Closing Thoughts on the Marathon. So that's Takashi Miike. Well, that's a sampling of Miike anyway. He is perhaps the most prolific director working today in Japan, in America, or in wherever. His career started in 1991 and since then he has helmed, at least according to IMDb, an astonishing 77 projects. He must not sleep.
As I've been watching his films, Quentin Tarantino has always been a quick and handy point of comparison for me, not because I find their styles to be particularly comparable but because both seem to act like children when it comes to making movies - they simply enjoy what they are doing and enjoy taking their audiences to unexpected places. They are both agitators: they take and rewrite the rules and conventions that you think should be governing them. Miike can disturb you, disgust you and make you laugh out loud, often all at the same time.
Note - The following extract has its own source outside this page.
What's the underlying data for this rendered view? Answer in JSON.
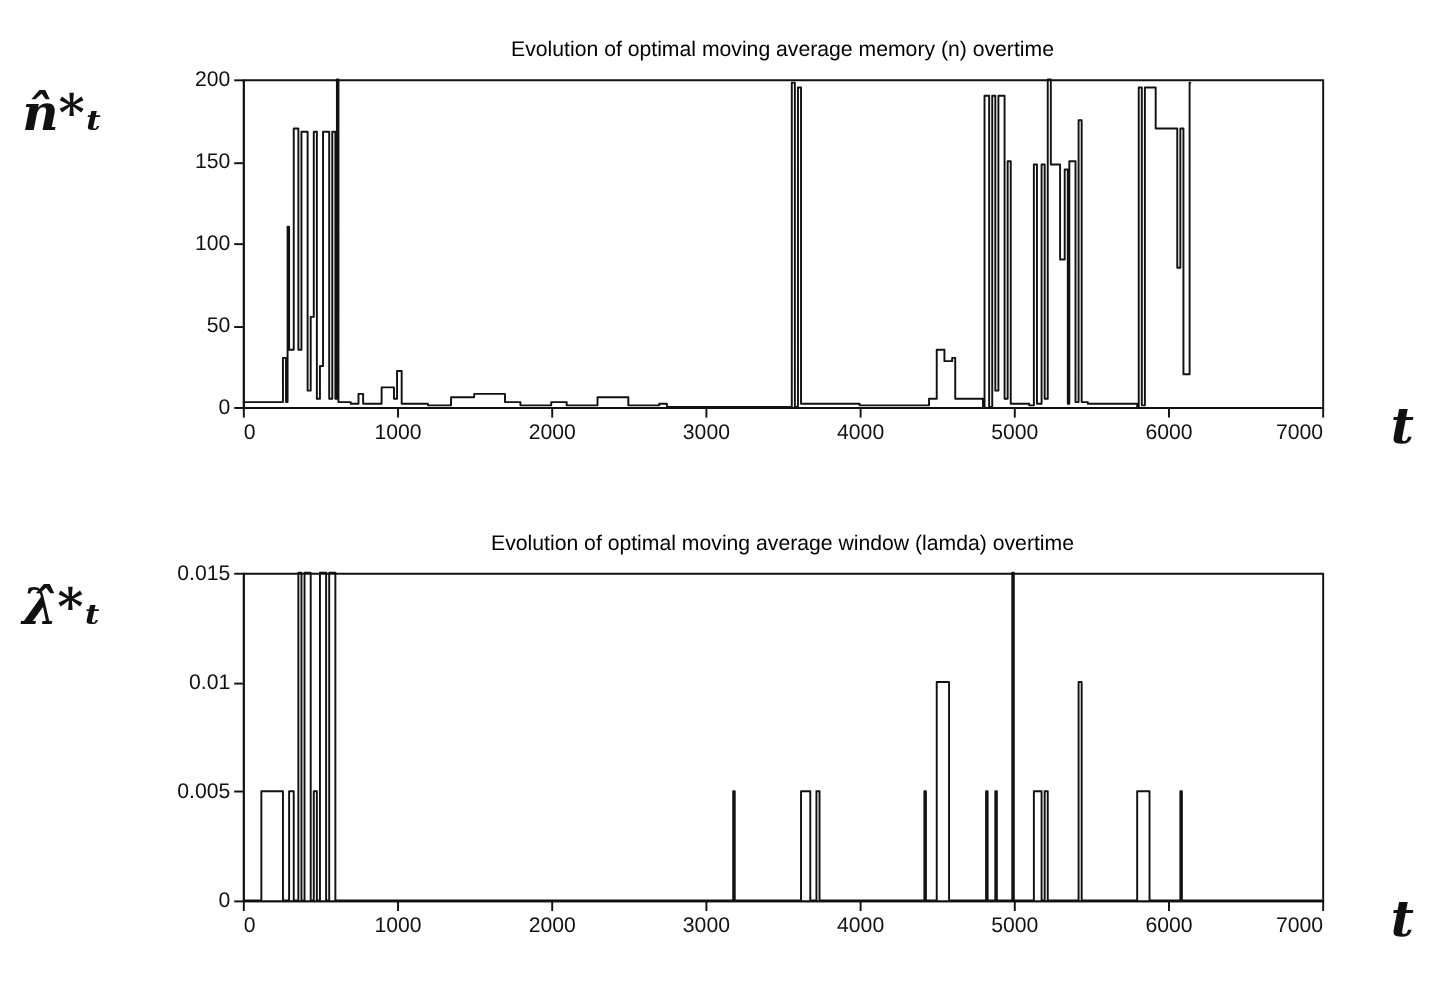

He's directed comedies, musicals, and yakuza crime sagas. His experimental excursions into horror, such as his Masters of Horror entry "Imprint" or his Three... Extremes segment "Box," can cause your skin to crawl. The cartoonish and ultra-violent excesses of Ichi the Killer can make A Clockwork Orange look tame and can, in actual fact, give you an aneurysm. He can be sentimental and touching and he can be downright sadistic. It's hard to say who Miike is and even harder to define a Miike film. However, he approaches every project, at least the ones that I've seen, with enough verve, audacity and dripping style to make him never boring, always entertaining, and, perhaps, one of the more interesting directors to come along in a long, long while.